154. “[...] el tipo me dibujó un mapa con la ruta en coche a Creta detrás de una de las fotocopias. Fue el colmo. Borracho, colocado y falsificado, salí a la calle dando tumbos. No había estrellas en el cielo porque no hay cielo”.

155. “Alguien me detuvo cogiéndome del brazo. Sin girarme, yo sabía quién era. Lo sabía”.

159. “[...] no sabía que hubiese misas nocturnas, y en aquel frío y en aquella oscuridad. Mis ojos tardaron un rato en acostumbrarse, luego vieron frescos y bancos de madera, en ellos algunas personas se arrodillaban con los ojos cerrados y las manos recogidas en el pecho. Desde el fondo, como desde un rincón, salía una voz apagada. Era el padre que oficiaba en latín, una lengua muerta. Todos estaban inmóviles, como la más completa de las eternidades. ¿Cuánto tiempo llevaba así esa gente? Salí, me fumé un cigarrillo y volví a entrar.

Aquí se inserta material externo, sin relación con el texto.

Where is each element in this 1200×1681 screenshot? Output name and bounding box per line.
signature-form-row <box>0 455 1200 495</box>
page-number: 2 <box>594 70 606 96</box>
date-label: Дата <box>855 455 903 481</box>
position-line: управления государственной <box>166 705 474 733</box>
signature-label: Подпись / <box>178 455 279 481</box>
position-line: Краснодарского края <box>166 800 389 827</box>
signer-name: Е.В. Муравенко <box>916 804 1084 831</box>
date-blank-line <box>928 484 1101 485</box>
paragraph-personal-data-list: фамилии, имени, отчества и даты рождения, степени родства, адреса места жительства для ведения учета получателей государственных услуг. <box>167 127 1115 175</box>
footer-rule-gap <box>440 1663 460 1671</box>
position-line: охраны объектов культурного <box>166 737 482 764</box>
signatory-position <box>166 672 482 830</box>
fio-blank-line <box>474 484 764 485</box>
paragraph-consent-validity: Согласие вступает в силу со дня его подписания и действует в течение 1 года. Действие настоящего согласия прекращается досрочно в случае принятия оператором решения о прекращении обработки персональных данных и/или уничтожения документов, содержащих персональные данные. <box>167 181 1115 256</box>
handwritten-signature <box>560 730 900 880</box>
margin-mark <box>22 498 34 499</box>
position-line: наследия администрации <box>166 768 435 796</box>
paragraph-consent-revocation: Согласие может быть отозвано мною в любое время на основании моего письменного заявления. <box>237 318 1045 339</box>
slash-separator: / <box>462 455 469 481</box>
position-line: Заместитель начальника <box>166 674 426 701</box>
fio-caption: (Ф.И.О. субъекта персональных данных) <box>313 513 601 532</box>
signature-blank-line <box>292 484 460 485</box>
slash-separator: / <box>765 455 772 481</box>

Nada había cambiado. Por lo que a mí me parecía, podían estar allí desde el comienzo del universo. En silencio. En una lengua muerta, es decir, en silencio. ¿Cabía preguntarse algo? […] y me imaginé como al Capitán de Infantería de Marina Jim Percy surcando el cielo en su poderoso artefacto volador, en el fragor de una batalla aérea, imaginé mi consciencia como un avión en llamas cayendo al mar. ¿Era un símbolo, la figura del final de una era? ¿Me había vuelto apocalíptico? ¿O tal vez tenía fiebre? Me fui a la cama temblando. A la mañana siguiente continué con la traducción, como ajeno a mí mismo, como el operario de una cadena de montaje, ensamblando las palabras una tras otra sin ver más allá de la cinta transportadora. A las seis de la tarde del domingo todo había acabado.”

168. “[...] Italia era un buen destino.”

181. “Pingüinos. ¿Dónde lo había puesto? […] ¡Un paraguas rojo! ¡Pingüinos!”